As I walked up the ramp to the reunion that first night, thoughts of “what am I doing here?” played heavily. What had I gotten myself into? But as the woman at the top of the ramp turned around, all those thoughts melted away as I came face to face with one who did that awkward journey through high school so closely with me.
It was such a good weekend – filled with familiar faces, childhood friends, neighbors and class mates. Much of the next day was spent with those friends closest, swimming, grilling and watching our kids play together. That was worth the whole trip.
But Sunday morning rolled around, and I stood in the sanctuary of my first church family, with that same friend who greeted me at the top of the ramp that first night. A new sense of gratitude washed over me. Honestly, it was all I could do to hold back the ugly cry.
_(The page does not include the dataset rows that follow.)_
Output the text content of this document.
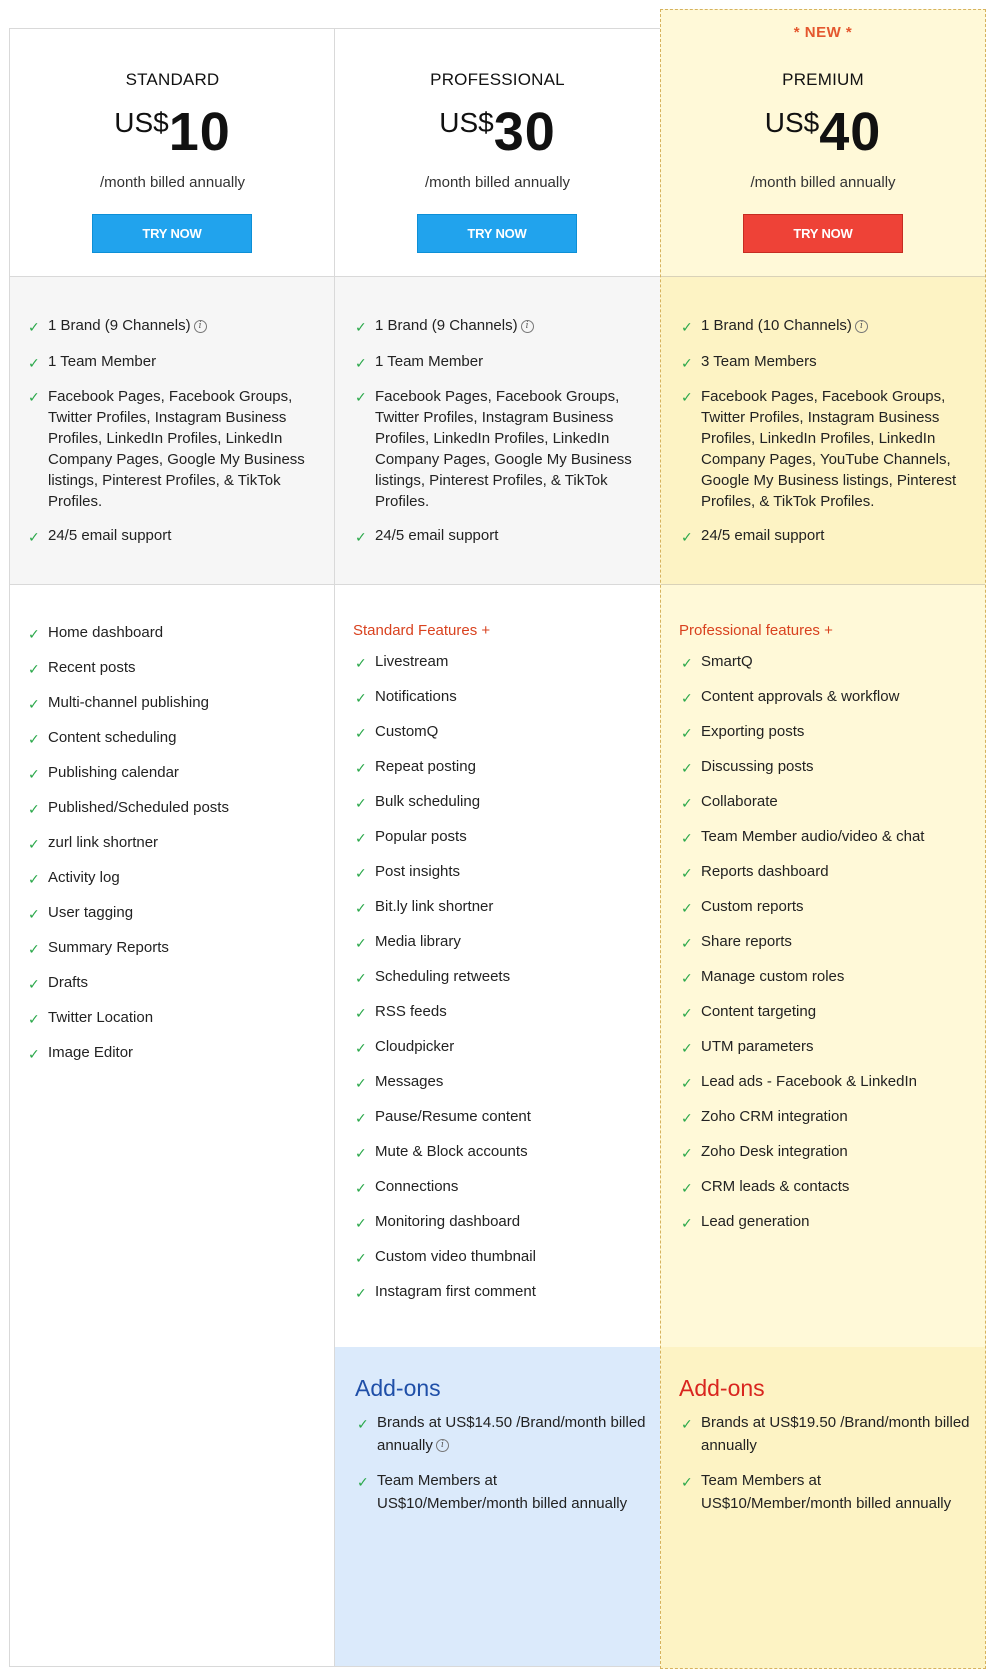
STANDARD
US$10
/month billed annually
TRY NOW
✓ 1 Brand (9 Channels) i
✓ 1 Team Member
✓ Facebook Pages, Facebook Groups, Twitter Profiles, Instagram Business Profiles, LinkedIn Profiles, LinkedIn Company Pages, Google My Business listings, Pinterest Profiles, & TikTok Profiles.
✓ 24/5 email support
✓ Home dashboard
✓ Recent posts
✓ Multi-channel publishing
✓ Content scheduling
✓ Publishing calendar
✓ Published/Scheduled posts
✓ zurl link shortner
✓ Activity log
✓ User tagging
✓ Summary Reports
✓ Drafts
✓ Twitter Location
✓ Image Editor
PROFESSIONAL
US$30
/month billed annually
TRY NOW
✓ 1 Brand (9 Channels) i
✓ 1 Team Member
✓ Facebook Pages, Facebook Groups, Twitter Profiles, Instagram Business Profiles, LinkedIn Profiles, LinkedIn Company Pages, Google My Business listings, Pinterest Profiles, & TikTok Profiles.
✓ 24/5 email support
Standard Features +
✓ Livestream
✓ Notifications
✓ CustomQ
✓ Repeat posting
✓ Bulk scheduling
✓ Popular posts
✓ Post insights
✓ Bit.ly link shortner
✓ Media library
✓ Scheduling retweets
✓ RSS feeds
✓ Cloudpicker
✓ Messages
✓ Pause/Resume content
✓ Mute & Block accounts
✓ Connections
✓ Monitoring dashboard
✓ Custom video thumbnail
✓ Instagram first comment
Add-ons
✓ Brands at US$14.50 /Brand/month billed annually i
✓ Team Members at US$10/Member/month billed annually
* NEW *
PREMIUM
US$40
/month billed annually
TRY NOW
✓ 1 Brand (10 Channels) i
✓ 3 Team Members
✓ Facebook Pages, Facebook Groups, Twitter Profiles, Instagram Business Profiles, LinkedIn Profiles, LinkedIn Company Pages, YouTube Channels, Google My Business listings, Pinterest Profiles, & TikTok Profiles.
✓ 24/5 email support
Professional features +
✓ SmartQ
✓ Content approvals & workflow
✓ Exporting posts
✓ Discussing posts
✓ Collaborate
✓ Team Member audio/video & chat
✓ Reports dashboard
✓ Custom reports
✓ Share reports
✓ Manage custom roles
✓ Content targeting
✓ UTM parameters
✓ Lead ads - Facebook & LinkedIn
✓ Zoho CRM integration
✓ Zoho Desk integration
✓ CRM leads & contacts
✓ Lead generation
Add-ons
✓ Brands at US$19.50 /Brand/month billed annually
✓ Team Members at US$10/Member/month billed annually
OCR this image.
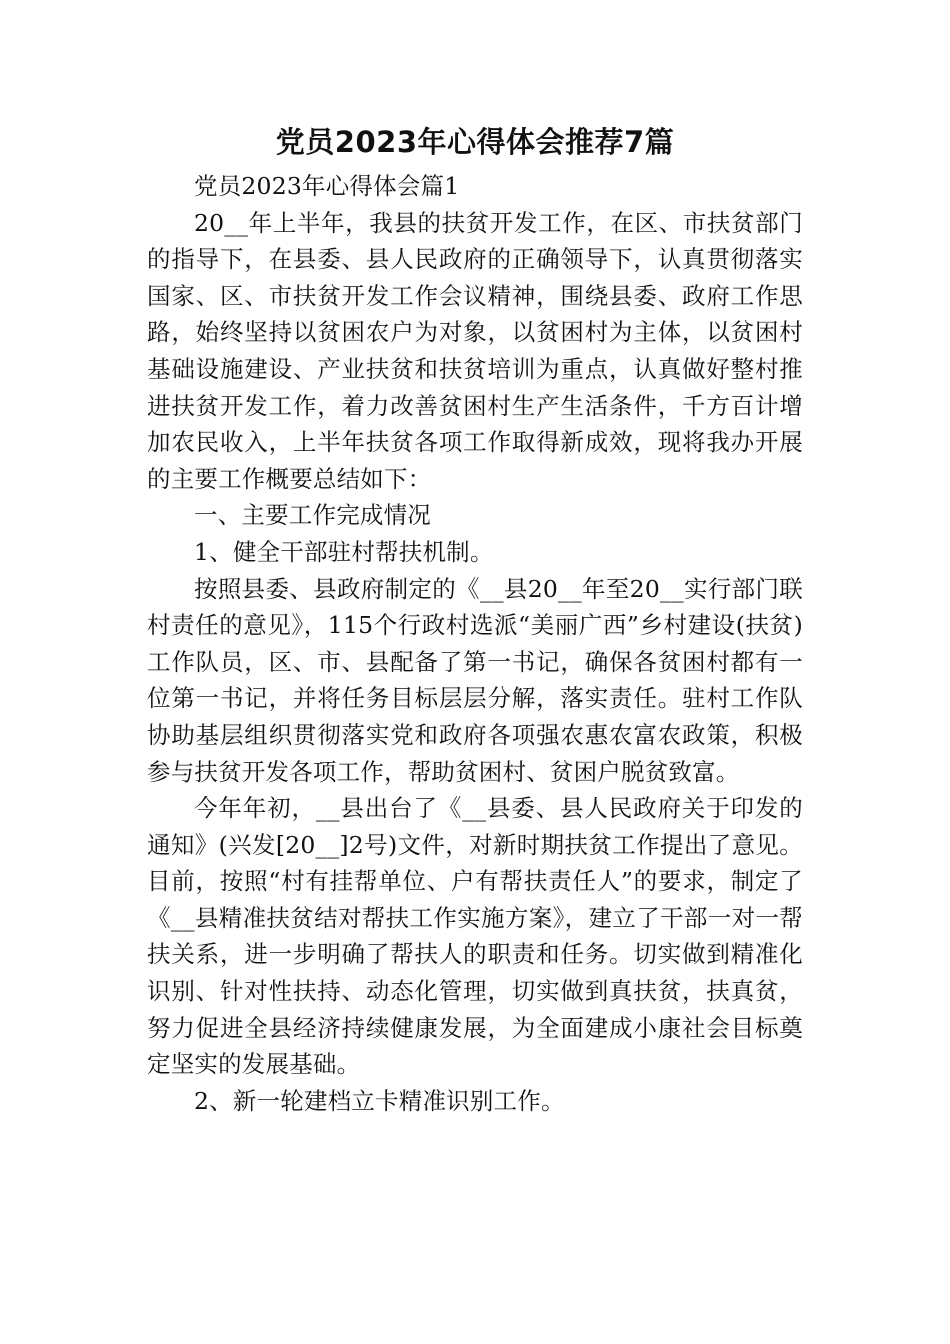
党员2023年心得体会推荐7篇

党员2023年心得体会篇1

20__年上半年，我县的扶贫开发工作，在区、市扶贫部门的指导下，在县委、县人民政府的正确领导下，认真贯彻落实国家、区、市扶贫开发工作会议精神，围绕县委、政府工作思路，始终坚持以贫困农户为对象，以贫困村为主体，以贫困村基础设施建设、产业扶贫和扶贫培训为重点，认真做好整村推进扶贫开发工作，着力改善贫困村生产生活条件，千方百计增加农民收入，上半年扶贫各项工作取得新成效，现将我办开展的主要工作概要总结如下：

一、主要工作完成情况

1、健全干部驻村帮扶机制。

按照县委、县政府制定的《__县20__年至20__实行部门联村责任的意见》，115个行政村选派“美丽广西”乡村建设(扶贫)工作队员，区、市、县配备了第一书记，确保各贫困村都有一位第一书记，并将任务目标层层分解，落实责任。驻村工作队协助基层组织贯彻落实党和政府各项强农惠农富农政策，积极参与扶贫开发各项工作，帮助贫困村、贫困户脱贫致富。

今年年初，__县出台了《__县委、县人民政府关于印发的通知》(兴发[20__]2号)文件，对新时期扶贫工作提出了意见。目前，按照“村有挂帮单位、户有帮扶责任人”的要求，制定了《__县精准扶贫结对帮扶工作实施方案》，建立了干部一对一帮扶关系，进一步明确了帮扶人的职责和任务。切实做到精准化识别、针对性扶持、动态化管理，切实做到真扶贫，扶真贫，努力促进全县经济持续健康发展，为全面建成小康社会目标奠定坚实的发展基础。

2、新一轮建档立卡精准识别工作。
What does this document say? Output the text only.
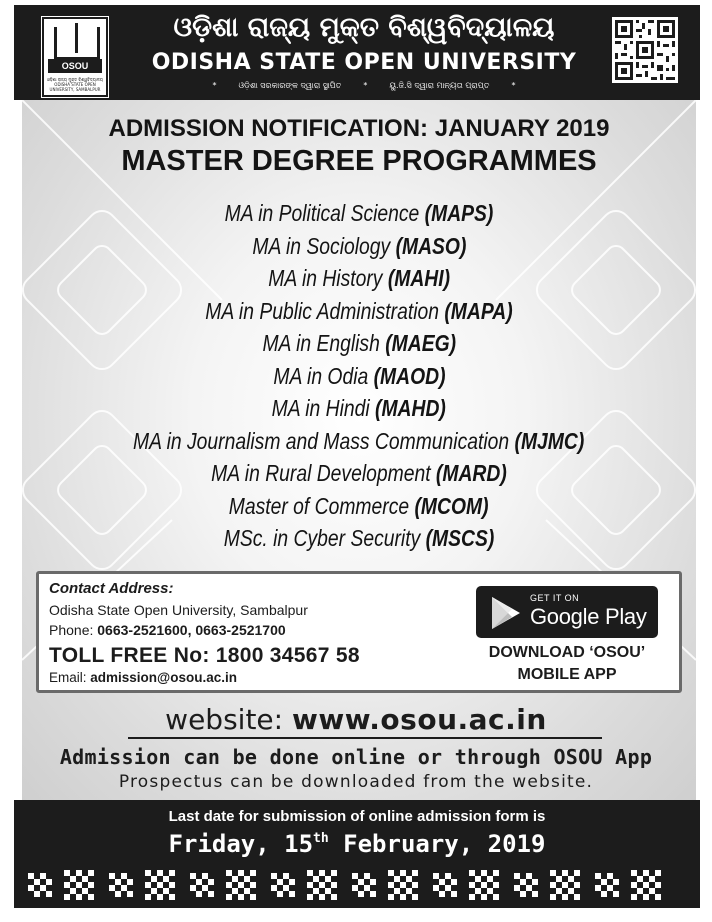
OSOU
ଓଡ଼ିଶା ରାଜ୍ୟ ମୁକ୍ତ ବିଶ୍ୱବିଦ୍ୟାଳୟ ODISHA STATE OPEN UNIVERSITY, SAMBALPUR
ଓଡ଼ିଶା ରାଜ୍ୟ ମୁକ୍ତ ବିଶ୍ୱବିଦ୍ୟାଳୟ
ODISHA STATE OPEN UNIVERSITY
*	ଓଡ଼ିଶା ସରକାରଙ୍କ ଦ୍ୱାରା ସ୍ଥାପିତ	*	ୟୁ.ଜି.ସି ଦ୍ୱାରା ମାନ୍ୟତା ପ୍ରାପ୍ତ	*
ADMISSION NOTIFICATION: JANUARY 2019
MASTER DEGREE PROGRAMMES
MA in Political Science (MAPS)
MA in Sociology (MASO)
MA in History (MAHI)
MA in Public Administration (MAPA)
MA in English (MAEG)
MA in Odia (MAOD)
MA in Hindi (MAHD)
MA in Journalism and Mass Communication (MJMC)
MA in Rural Development (MARD)
Master of Commerce (MCOM)
MSc. in Cyber Security (MSCS)
Contact Address:
Odisha State Open University, Sambalpur
Phone: 0663-2521600, 0663-2521700
TOLL FREE No: 1800 34567 58
Email: admission@osou.ac.in
GET IT ON
Google Play
DOWNLOAD ‘OSOU’
MOBILE APP
website: www.osou.ac.in
Admission can be done online or through OSOU App
Prospectus can be downloaded from the website.
Last date for submission of online admission form is
Friday, 15th February, 2019
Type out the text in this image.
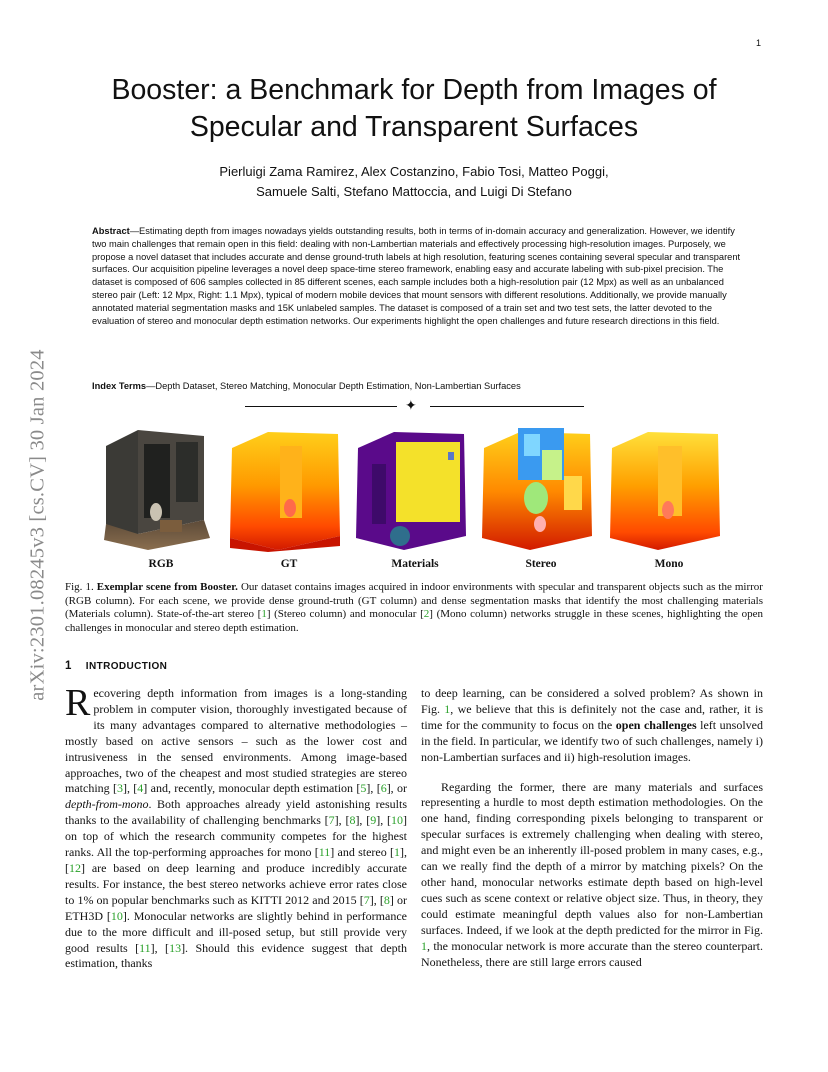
1
arXiv:2301.08245v3 [cs.CV] 30 Jan 2024
Booster: a Benchmark for Depth from Images of
Specular and Transparent Surfaces
Pierluigi Zama Ramirez, Alex Costanzino, Fabio Tosi, Matteo Poggi,
Samuele Salti, Stefano Mattoccia, and Luigi Di Stefano
Abstract—Estimating depth from images nowadays yields outstanding results, both in terms of in-domain accuracy and generalization. However, we identify two main challenges that remain open in this field: dealing with non-Lambertian materials and effectively processing high-resolution images. Purposely, we propose a novel dataset that includes accurate and dense ground-truth labels at high resolution, featuring scenes containing several specular and transparent surfaces. Our acquisition pipeline leverages a novel deep space-time stereo framework, enabling easy and accurate labeling with sub-pixel precision. The dataset is composed of 606 samples collected in 85 different scenes, each sample includes both a high-resolution pair (12 Mpx) as well as an unbalanced stereo pair (Left: 12 Mpx, Right: 1.1 Mpx), typical of modern mobile devices that mount sensors with different resolutions. Additionally, we provide manually annotated material segmentation masks and 15K unlabeled samples. The dataset is composed of a train set and two test sets, the latter devoted to the evaluation of stereo and monocular depth estimation networks. Our experiments highlight the open challenges and future research directions in this field.
Index Terms—Depth Dataset, Stereo Matching, Monocular Depth Estimation, Non-Lambertian Surfaces
✦
RGB	GT	Materials	Stereo	Mono
Fig. 1. Exemplar scene from Booster. Our dataset contains images acquired in indoor environments with specular and transparent objects such as the mirror (RGB column). For each scene, we provide dense ground-truth (GT column) and dense segmentation masks that identify the most challenging materials (Materials column). State-of-the-art stereo [1] (Stereo column) and monocular [2] (Mono column) networks struggle in these scenes, highlighting the open challenges in monocular and stereo depth estimation.
1 INTRODUCTION

Recovering depth information from images is a long-standing problem in computer vision, thoroughly investigated because of its many advantages compared to alternative methodologies – mostly based on active sensors – such as the lower cost and intrusiveness in the sensed environments. Among image-based approaches, two of the cheapest and most studied strategies are stereo matching [3], [4] and, recently, monocular depth estimation [5], [6], or depth-from-mono. Both approaches already yield astonishing results thanks to the availability of challenging benchmarks [7], [8], [9], [10] on top of which the research community competes for the highest ranks. All the top-performing approaches for mono [11] and stereo [1], [12] are based on deep learning and produce incredibly accurate results. For instance, the best stereo networks achieve error rates close to 1% on popular benchmarks such as KITTI 2012 and 2015 [7], [8] or ETH3D [10]. Monocular networks are slightly behind in performance due to the more difficult and ill-posed setup, but still provide very good results [11], [13]. Should this evidence suggest that depth estimation, thanks

to deep learning, can be considered a solved problem? As shown in Fig. 1, we believe that this is definitely not the case and, rather, it is time for the community to focus on the open challenges left unsolved in the field. In particular, we identify two of such challenges, namely i) non-Lambertian surfaces and ii) high-resolution images.

Regarding the former, there are many materials and surfaces representing a hurdle to most depth estimation methodologies. On the one hand, finding corresponding pixels belonging to transparent or specular surfaces is extremely challenging when dealing with stereo, and might even be an inherently ill-posed problem in many cases, e.g., can we really find the depth of a mirror by matching pixels? On the other hand, monocular networks estimate depth based on high-level cues such as scene context or relative object size. Thus, in theory, they could estimate meaningful depth values also for non-Lambertian surfaces. Indeed, if we look at the depth predicted for the mirror in Fig. 1, the monocular network is more accurate than the stereo counterpart. Nonetheless, there are still large errors caused
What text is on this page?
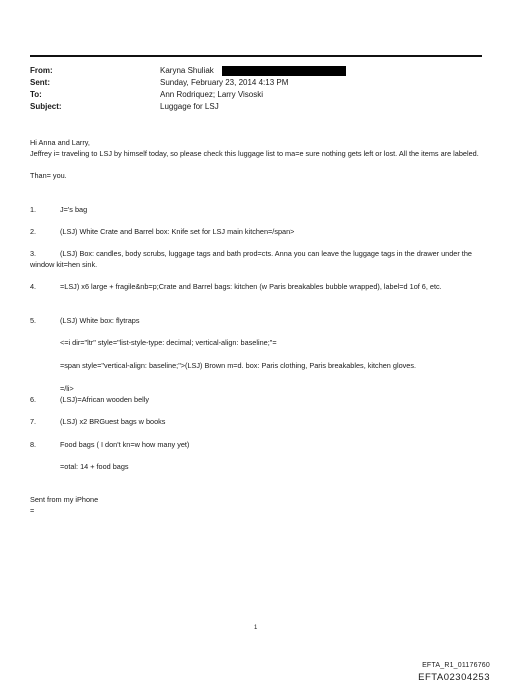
From:	Karyna Shuliak
Sent:	Sunday, February 23, 2014 4:13 PM
To:	Ann Rodriquez; Larry Visoski
Subject:	Luggage for LSJ
Hi Anna and Larry,
Jeffrey i= traveling to LSJ by himself today, so please check this luggage list to ma=e sure nothing gets left or lost. All the items are labeled.
Than= you.
1.	J='s bag
2.	(LSJ) White Crate and Barrel box: Knife set for LSJ main kitchen=/span>
3.	(LSJ) Box: candles, body scrubs, luggage tags and bath prod=cts. Anna you can leave the luggage tags in the drawer under the window kit=hen sink.
4.	=LSJ) x6 large + fragile&nb=p;Crate and Barrel bags: kitchen (w Paris breakables bubble wrapped), label=d 1of 6, etc.
5.	(LSJ) White box: flytraps
<=i dir="ltr" style="list-style-type: decimal; vertical-align: baseline;"=
=span style="vertical-align: baseline;">(LSJ) Brown m=d. box: Paris clothing, Paris breakables, kitchen gloves.
=/li>
6.	(LSJ)=African wooden belly
7.	(LSJ) x2 BRGuest bags w books
8.	Food bags ( I don't kn=w how many yet)
=otal: 14 + food bags
Sent from my iPhone
=
1
EFTA_R1_01176760
EFTA02304253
Because I was standing in the place where it all started, my walk with Jesus.
The opportunity to come back, and remember, was such a gift from God. It was a good reminder and glimpse into what was such a big part of my life. A part of my life I had not given enough credit to.
Later that afternoon, this peopled-out introvert found some solitude at the beach I grew up on. I’m so grateful for that time, to worship God alone in thanks and joy; time to be in His creation, time to stand in His presence amongst the powerful Atlantic and allow the waves to crash and roll over my head. It was a time of personal testimony between me and Him, to listen and abide in Him.
When was the last time you got away with God? Just the two of you, to simply be in His presence. To sing praises to Him? I want to encourage you, sometime in the next few days, wipe the slate clean of distractions, pressures, requests and let God’s love and goodness and power wash over you.